The first demonstration of in vitro NIS induction was in follicular thyroid cancer cell lines (Schmutzler et al. 1997). Differential response of some thyroid cancer cell lines to RA has been described; cell lines expressing both RARß and RXR{gamma} demonstrate significant growth suppression with RA, whereas cell lines lacking these isoforms do not respond to RA (Haugen et al. 2004). Differential expression of RAR isoform may be important to predict the NIS induction in thyroid cancer with RA treatment, as well as histological difference. NIS expression and iodide uptake are increased in some breast cancer cells (Kogai et al. 2000b, 2004). The duration of the NIS expression with maximum function, however, is only a few days during the in vivo RA treatment (Kogai et al. 2004). In addition, a large systemic dose (160 mg/kg) is required to maximize the uptake in the mouse models (Kogai et al. 2004). Further evaluations are likely to be required in aggressive thyroid cancer to adjust the dose and duration of RA, as well as relationship among the histology, the tumor RAR isoform expression profile, and the response to RA.

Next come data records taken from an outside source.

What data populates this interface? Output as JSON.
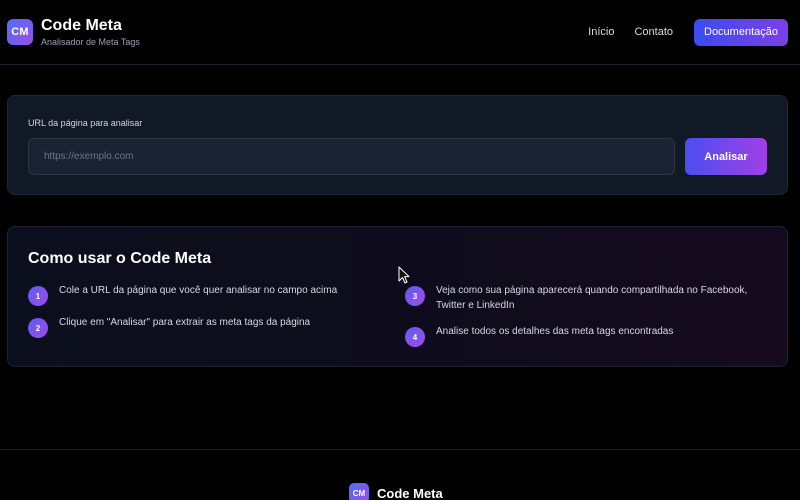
{
  "header": {
    "logo_text": "CM",
    "title": "Code Meta",
    "subtitle": "Analisador de Meta Tags",
    "nav": {
      "home": "Início",
      "contact": "Contato",
      "docs": "Documentação"
    }
  },
  "url_form": {
    "label": "URL da página para analisar",
    "input_value": "",
    "input_placeholder": "https://exemplo.com",
    "button_label": "Analisar"
  },
  "howto": {
    "title": "Como usar o Code Meta",
    "steps": [
      {
        "num": "1",
        "text": "Cole a URL da página que você quer analisar no campo acima"
      },
      {
        "num": "2",
        "text": "Clique em \"Analisar\" para extrair as meta tags da página"
      },
      {
        "num": "3",
        "text": "Veja como sua página aparecerá quando compartilhada no Facebook, Twitter e LinkedIn"
      },
      {
        "num": "4",
        "text": "Analise todos os detalhes das meta tags encontradas"
      }
    ]
  },
  "footer": {
    "logo_text": "CM",
    "title": "Code Meta"
  },
  "colors": {
    "background": "#000000",
    "accent_start": "#3b4cf0",
    "accent_end": "#a13fe6",
    "card": "#111826"
  },
  "icons": {
    "cursor": "arrow-cursor-icon"
  }
}
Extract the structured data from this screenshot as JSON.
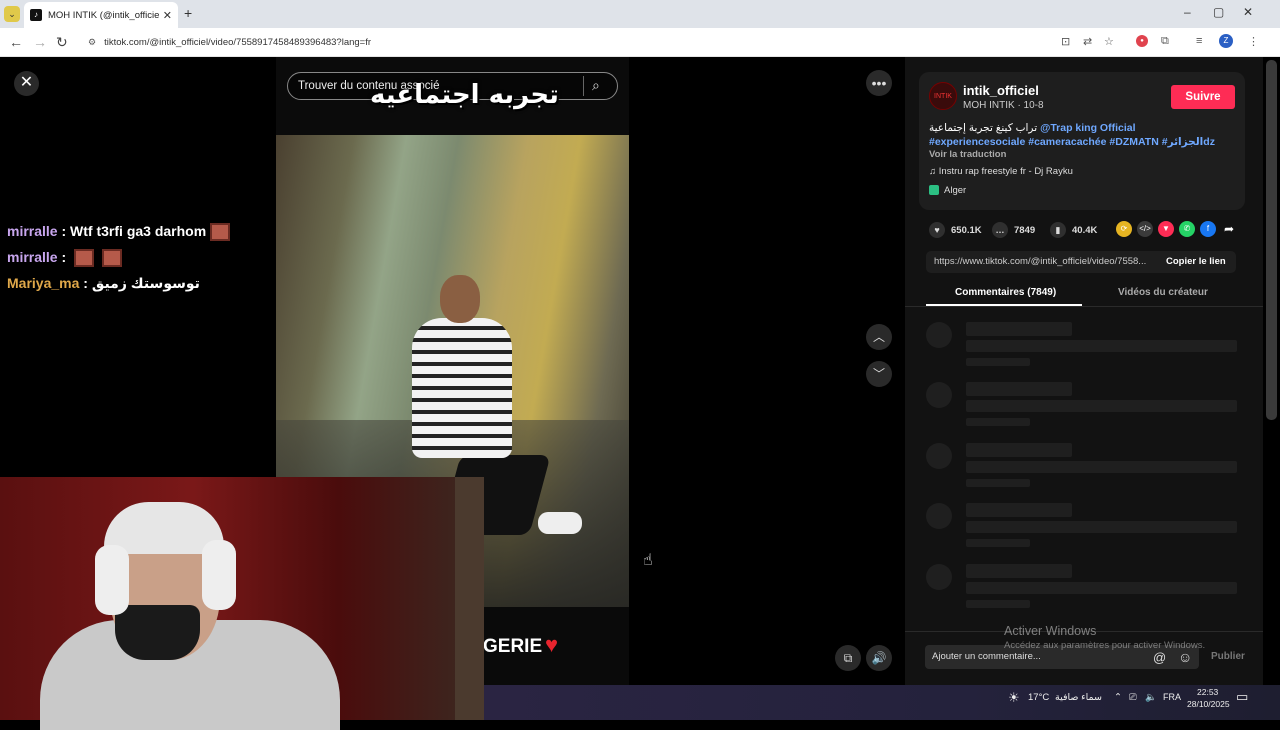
{
  "browser": {
    "tab_title": "MOH INTIK (@intik_officiel) | Ti",
    "url": "tiktok.com/@intik_officiel/video/7558917458489396483?lang=fr"
  },
  "video": {
    "search_placeholder": "Trouver du contenu associé",
    "overlay_text": "تجربه اجتماعيه",
    "bottom_text": "GERIE"
  },
  "chat": [
    {
      "user": "mirralle",
      "sep": " : ",
      "message": "Wtf t3rfi ga3 darhom"
    },
    {
      "user": "mirralle",
      "sep": " : ",
      "message": ""
    },
    {
      "user": "Mariya_ma",
      "sep": " : ",
      "message": "توسوستك زميق"
    }
  ],
  "post": {
    "username": "intik_officiel",
    "subtitle": "MOH INTIK · 10-8",
    "follow_label": "Suivre",
    "desc_text": "تراب كينغ تجربة إجتماعية",
    "desc_tag1": "@Trap king Official",
    "desc_tag2": "#experiencesociale",
    "desc_tag3": "#cameracachée",
    "desc_tag4": "#DZMATN",
    "desc_tag5": "#الجزائرdz",
    "translate_label": "Voir la traduction",
    "music": "Instru rap freestyle fr - Dj Rayku",
    "location": "Alger",
    "likes": "650.1K",
    "comments": "7849",
    "saves": "40.4K",
    "link": "https://www.tiktok.com/@intik_officiel/video/7558...",
    "copy_label": "Copier le lien",
    "tab_comments": "Commentaires (7849)",
    "tab_creator": "Vidéos du créateur",
    "comment_placeholder": "Ajouter un commentaire...",
    "publish_label": "Publier"
  },
  "watermark": {
    "line1": "Activer Windows",
    "line2": "Accédez aux paramètres pour activer Windows."
  },
  "taskbar": {
    "temp": "17°C",
    "weather": "سماء صافية",
    "lang": "FRA",
    "time": "22:53",
    "date": "28/10/2025"
  }
}
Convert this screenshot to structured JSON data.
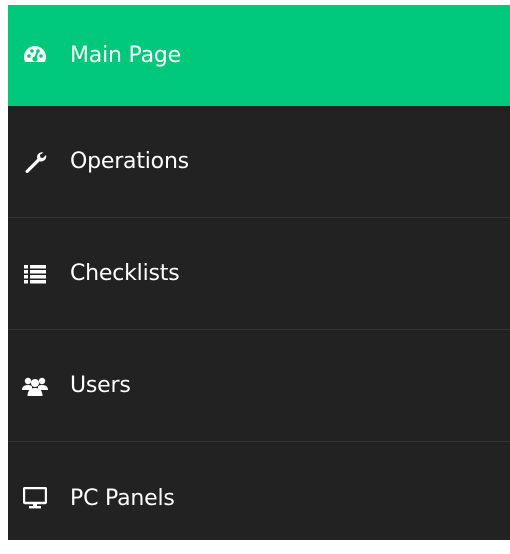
{
  "sidebar": {
    "active_color": "#00c87a",
    "background_color": "#222222",
    "items": [
      {
        "label": "Main Page",
        "icon": "dashboard-icon",
        "active": true
      },
      {
        "label": "Operations",
        "icon": "wrench-icon",
        "active": false
      },
      {
        "label": "Checklists",
        "icon": "list-icon",
        "active": false
      },
      {
        "label": "Users",
        "icon": "users-icon",
        "active": false
      },
      {
        "label": "PC Panels",
        "icon": "monitor-icon",
        "active": false
      }
    ]
  }
}
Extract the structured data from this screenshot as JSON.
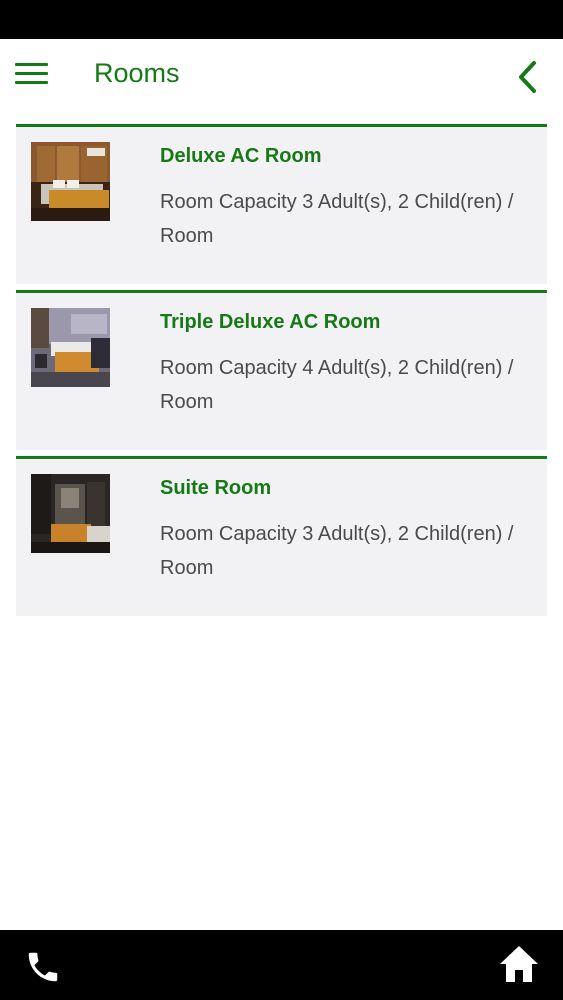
{
  "header": {
    "title": "Rooms",
    "menu_icon": "hamburger-menu-icon",
    "back_icon": "chevron-left-icon"
  },
  "rooms": [
    {
      "name": "Deluxe AC Room",
      "capacity": "Room Capacity 3 Adult(s), 2 Child(ren) / Room"
    },
    {
      "name": "Triple Deluxe AC Room",
      "capacity": "Room Capacity 4 Adult(s), 2 Child(ren) / Room"
    },
    {
      "name": "Suite Room",
      "capacity": "Room Capacity 3 Adult(s), 2 Child(ren) / Room"
    }
  ],
  "bottom_bar": {
    "call_icon": "phone-icon",
    "home_icon": "home-icon"
  },
  "colors": {
    "accent": "#157a15",
    "card_background": "#f2f2f4",
    "body_text": "#4a4a4a",
    "bars": "#000000"
  }
}
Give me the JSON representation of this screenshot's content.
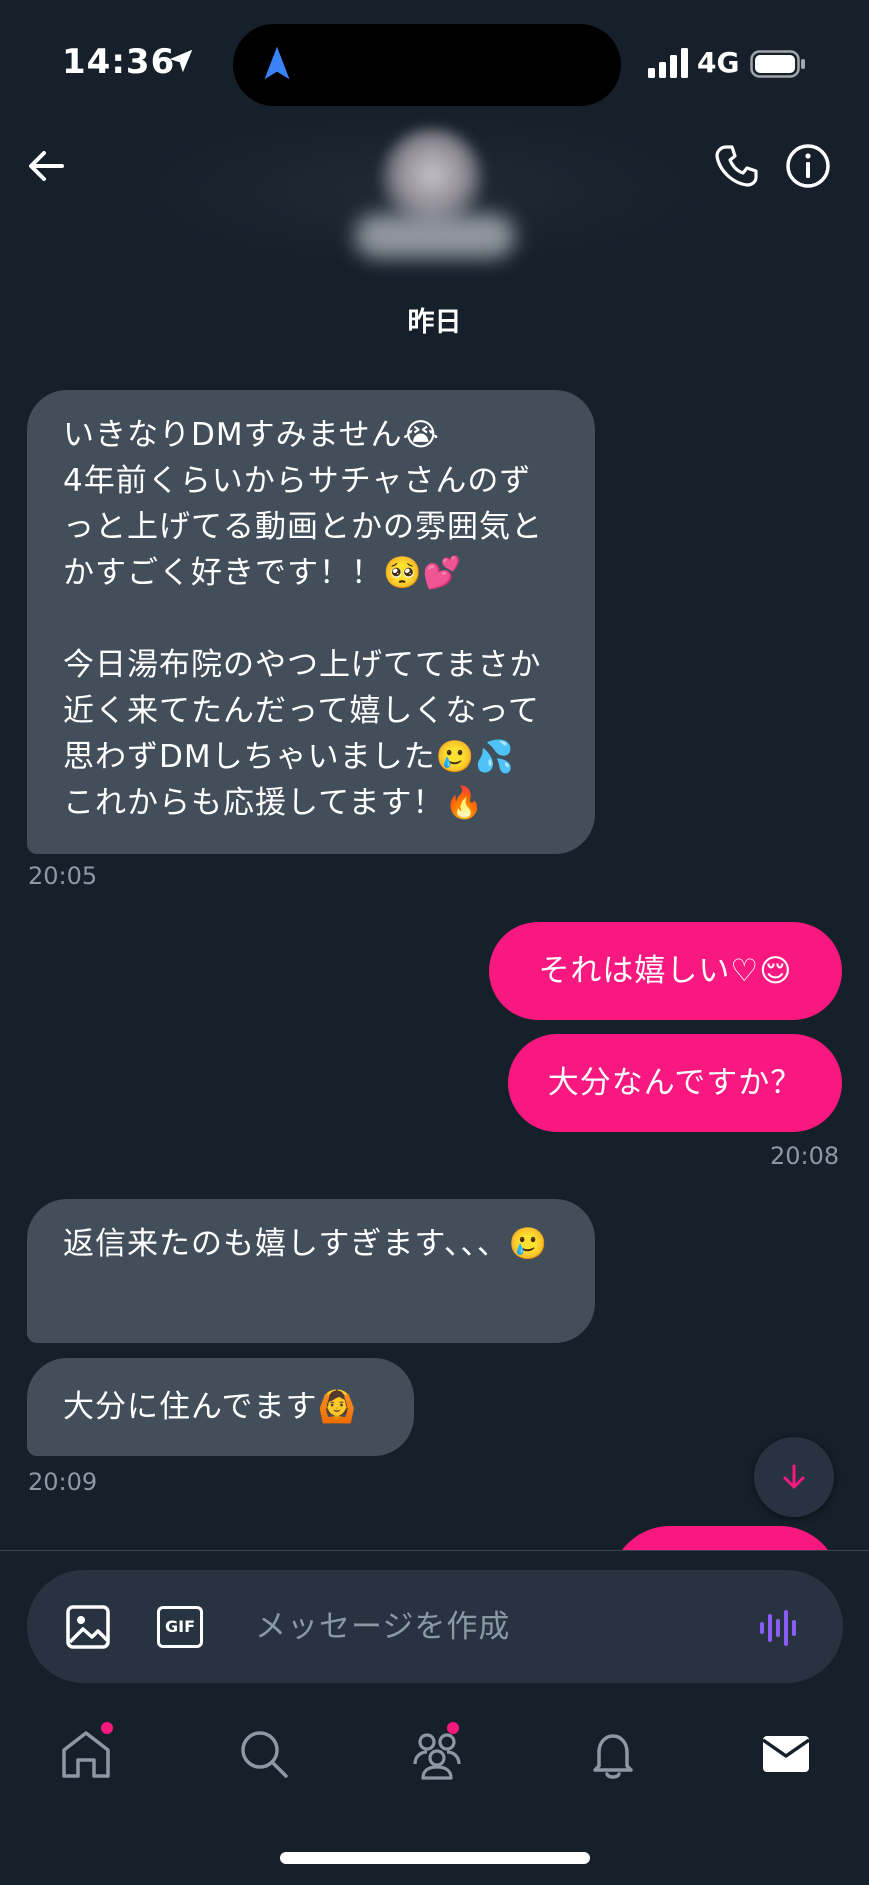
{
  "status_bar": {
    "time": "14:36",
    "network": "4G"
  },
  "header": {
    "back_icon": "arrow-left-icon",
    "call_icon": "phone-icon",
    "info_icon": "info-icon"
  },
  "conversation": {
    "date_separator": "昨日",
    "messages": [
      {
        "direction": "incoming",
        "text": "いきなりDMすみません😭\n4年前くらいからサチャさんのずっと上げてる動画とかの雰囲気とかすごく好きです！！🥺💕\n\n今日湯布院のやつ上げててまさか近く来てたんだって嬉しくなって思わずDMしちゃいました🥲💦\nこれからも応援してます！🔥"
      },
      {
        "direction": "incoming_time",
        "text": "20:05"
      },
      {
        "direction": "outgoing",
        "text": "それは嬉しい♡😌"
      },
      {
        "direction": "outgoing",
        "text": "大分なんですか？"
      },
      {
        "direction": "outgoing_time",
        "text": "20:08"
      },
      {
        "direction": "incoming",
        "text": "返信来たのも嬉しすぎます、、、🥲"
      },
      {
        "direction": "incoming",
        "text": "大分に住んでます🙆"
      },
      {
        "direction": "incoming_time",
        "text": "20:09"
      }
    ]
  },
  "composer": {
    "placeholder": "メッセージを作成",
    "gif_label": "GIF"
  },
  "tab_bar": [
    "home",
    "search",
    "communities",
    "notifications",
    "messages"
  ],
  "colors": {
    "background": "#15202b",
    "incoming_bubble": "#434e5b",
    "outgoing_bubble": "#f91880",
    "accent": "#1d9bf0"
  }
}
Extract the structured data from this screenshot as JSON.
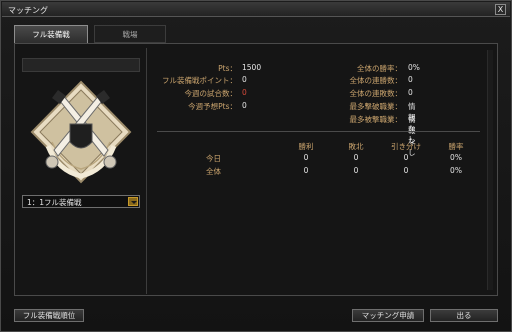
{
  "window": {
    "title": "マッチング",
    "close_label": "X"
  },
  "tabs": [
    {
      "label": "フル装備戦"
    },
    {
      "label": "戦場"
    }
  ],
  "selector": {
    "value": "1：1フル装備戦"
  },
  "stats_left": [
    {
      "label": "Pts：",
      "value": "1500"
    },
    {
      "label": "フル装備戦ポイント：",
      "value": "0"
    },
    {
      "label": "今週の試合数：",
      "value": "0"
    },
    {
      "label": "今週予想Pts：",
      "value": "0"
    }
  ],
  "stats_right": [
    {
      "label": "全体の勝率：",
      "value": "0%"
    },
    {
      "label": "全体の連勝数：",
      "value": "0"
    },
    {
      "label": "全体の連敗数：",
      "value": "0"
    },
    {
      "label": "最多撃破職業：",
      "value": "情報なし"
    },
    {
      "label": "最多被撃職業：",
      "value": "情報なし"
    }
  ],
  "record_table": {
    "headers": [
      "勝利",
      "敗北",
      "引き分け",
      "勝率"
    ],
    "rows": [
      {
        "label": "今日",
        "cells": [
          "0",
          "0",
          "0",
          "0%"
        ]
      },
      {
        "label": "全体",
        "cells": [
          "0",
          "0",
          "0",
          "0%"
        ]
      }
    ]
  },
  "buttons": {
    "ranking": "フル装備戦順位",
    "apply": "マッチング申請",
    "exit": "出る"
  },
  "colors": {
    "label_gold": "#c9a36d",
    "highlight_red": "#d64a3a",
    "accent_gold": "#c79a2a"
  }
}
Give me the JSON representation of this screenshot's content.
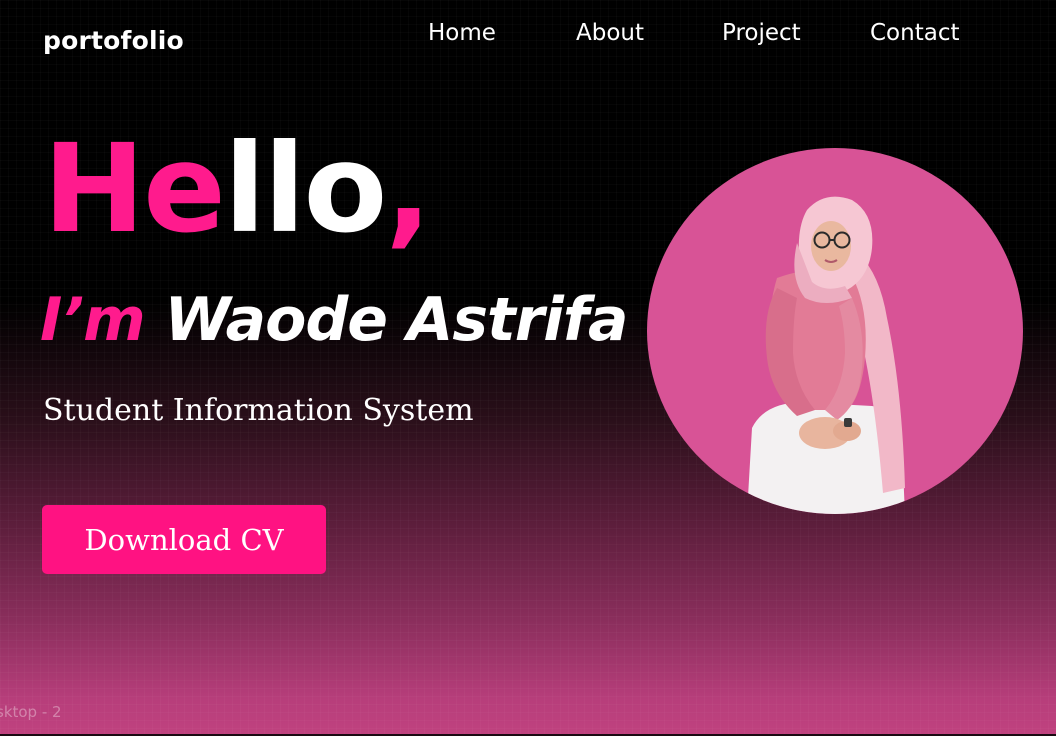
{
  "header": {
    "brand": "portofolio",
    "nav": {
      "home": "Home",
      "about": "About",
      "project": "Project",
      "contact": "Contact"
    }
  },
  "hero": {
    "hello_pink": "He",
    "hello_white": "llo",
    "hello_comma": ",",
    "intro_prefix": "I’m",
    "name": "Waode Astrifa S",
    "name_dot": ".",
    "role": "Student Information System",
    "cta": "Download CV"
  },
  "frame_label": "sktop - 2",
  "colors": {
    "accent": "#ff1b8d",
    "button": "#ff1282",
    "photo_bg": "#d85396",
    "gradient_bottom": "#c0427f"
  }
}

Stimulation of another nuclear receptor, PPAR-{gamma}, increases NIS expression in some thyroid cancer cell lines in vitro. Troglitazone, a PPAR-{gamma} ligand, has been reported to increase the NIS mRNA significantly in the FTC-133 follicular thyroid cancer cell line and the TPC-1 papillary thyroid cancer cell line, but not in a Hurthle-cell cancer cell line (Park et al. 2005). Since troglitazone inhibits cell proliferation and induces apoptosis in some papillary thyroid cancer cell lines in vitro and in vivo (Ohta et al. 2001), a combination of troglitazone and radioiodide therapy might provide a synergistic inhibitory effect on some thyroid cancers.

Alteration of chromatin structure with histone deacetylase (HDAC) inhibitor

Epigenetic modifications, such as histone deacetylation and DNA hypermethylation, are commonly detected in human cancer cells, relevant to de-differentiation and proliferation. Alteration of these epigenetic changes has been a target for re-differentiation in cancer cells.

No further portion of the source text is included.